David maintains a 90's average with a full course load, in a course of study he was advised by Disability Services at the university, not to take. "Too stressful for someone like you," they said. And if he insisted on pursuing it, they suggested he take only three credits a semester instead of the usual five. David looked at that suggestion with disdain. "If God wants me to take this course," he said, "then I should take 100% of it, not 60."

He requires a lot of support - something we thought we would be providing for the rest of his life. But David surprised us last year by showing us that he was perfectly capable of assessing his own need and building his own support system around himself. We're very proud of him! Sure there are challenges. He can't cross a busy street without a traffic light to assist him and sometimes walks 30 minutes out of his way to get to a class that is directly across the street. He can't bring himself to take a cab or get on a city bus, and requires hours of coaching from his parents or one of his siblings in order to be able approach a prof. for help, or to fill out an application. When he developed a very painful infection around an impacted wisdom tooth last year, he could not bring himself to go the emergency room at the hospital which was only blocks away, and waited instead for his dentist-uncle to come by the next morning. Even small decisions are often agonising and anxiety is a constant companion. But his strengths are amazing.

He has a fine mind - a very unique and logical perspective on the world.
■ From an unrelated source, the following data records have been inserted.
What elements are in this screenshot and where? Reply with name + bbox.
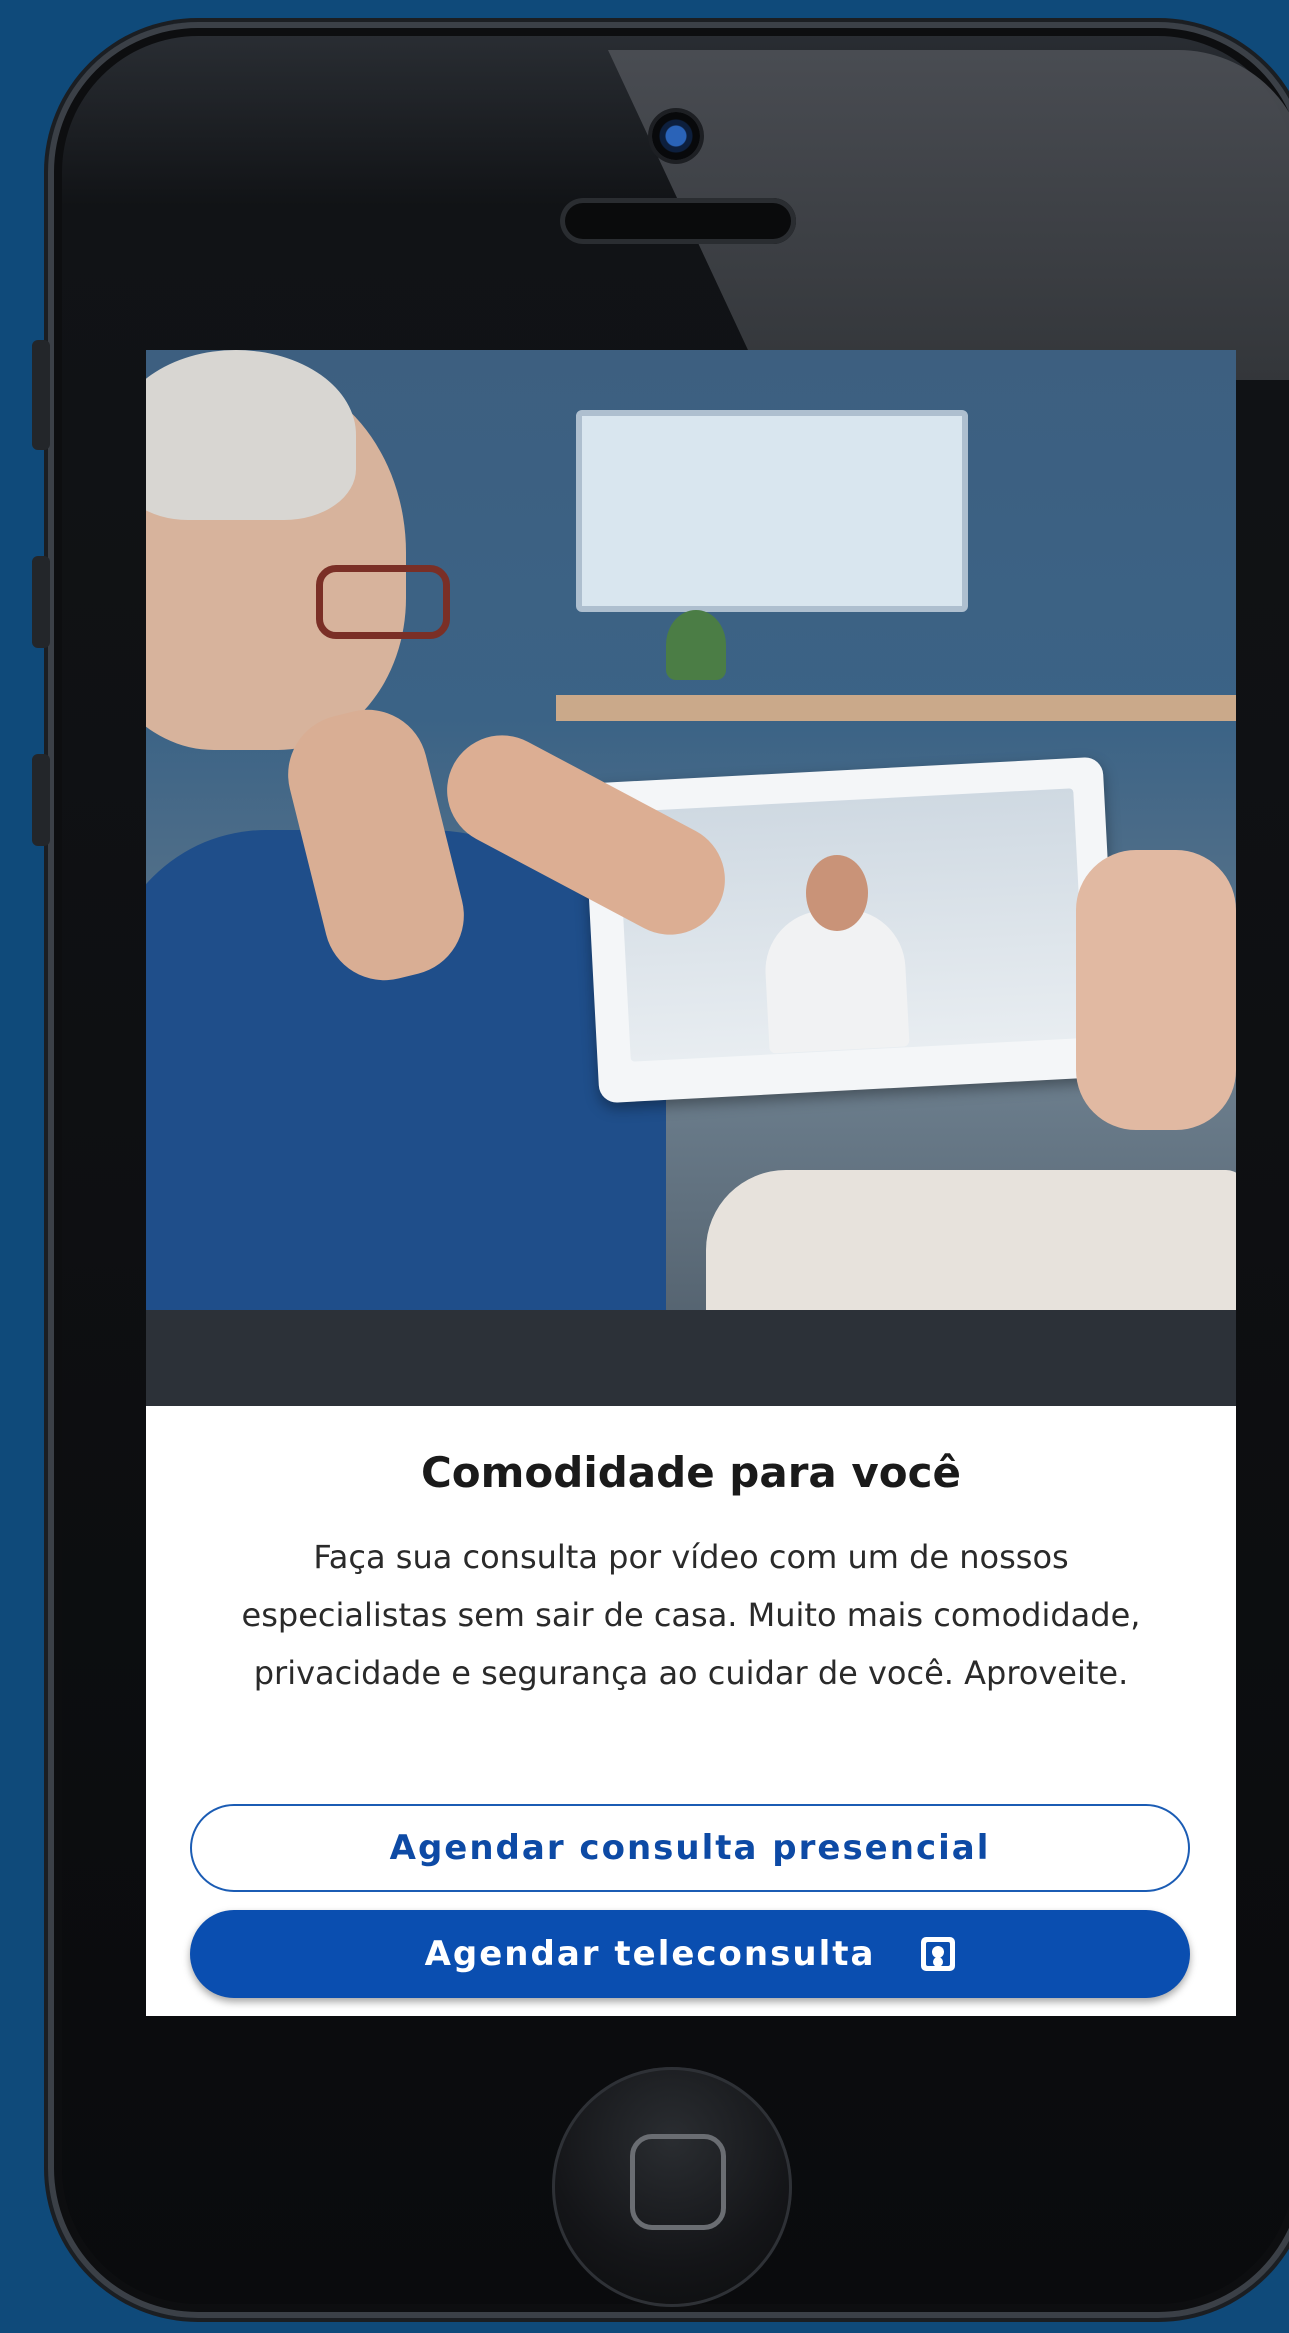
doctor-head-illustration [806, 855, 868, 931]
hero-image [146, 350, 1236, 1406]
schedule-teleconsult-button[interactable]: Agendar teleconsulta [190, 1910, 1190, 1998]
app-screen: Comodidade para você Faça sua consulta p… [146, 350, 1236, 2016]
sleeve-illustration [706, 1170, 1236, 1320]
mute-switch [32, 340, 50, 450]
front-camera [652, 112, 700, 160]
woman-hand-illustration [1076, 850, 1236, 1130]
volume-down-button [32, 754, 50, 846]
earpiece-speaker [560, 198, 796, 244]
sofa-illustration [146, 1310, 1236, 1406]
desk-illustration [556, 695, 1236, 721]
volume-up-button [32, 556, 50, 648]
monitor-illustration [576, 410, 968, 612]
card-description: Faça sua consulta por vídeo com um de no… [241, 1538, 1141, 1692]
schedule-in-person-button[interactable]: Agendar consulta presencial [190, 1804, 1190, 1892]
card-title: Comodidade para você [420, 1448, 962, 1497]
schedule-teleconsult-label: Agendar teleconsulta [424, 1934, 876, 1974]
home-square-icon [630, 2134, 726, 2230]
schedule-in-person-label: Agendar consulta presencial [389, 1828, 991, 1868]
glasses-illustration [316, 565, 450, 639]
man-hair-illustration [146, 350, 356, 520]
plant-illustration [666, 610, 726, 680]
video-consult-icon [921, 1937, 956, 1971]
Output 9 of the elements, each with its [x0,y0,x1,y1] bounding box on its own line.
He amazes us with his profundity at times and his relationship with God and growing understanding of His ways is something we should all have.

I hope that somewhere between these lines you can find at least part of the answer to what Belinda meant... (though I'm sure she will do a much better job of explaining it herself!)Blessings, Susan.

You made all the delicate, inner parts of my body and knit me together in my mother’s womb. Thank you for making me so wonderfully complex! Your workmanship is marvelous—how well I know it. You watched me as I was being formed in utter seclusion, as I was woven together in the dark of the womb. You saw me before I was born. Every day of my life was recorded in your book. Every moment was laid out before a single day had passed. How precious are your thoughts about me, O God. They cannot be numbered! I can’t even count them; they outnumber the grains of sand!" Psalm 139: 13-17, NLT.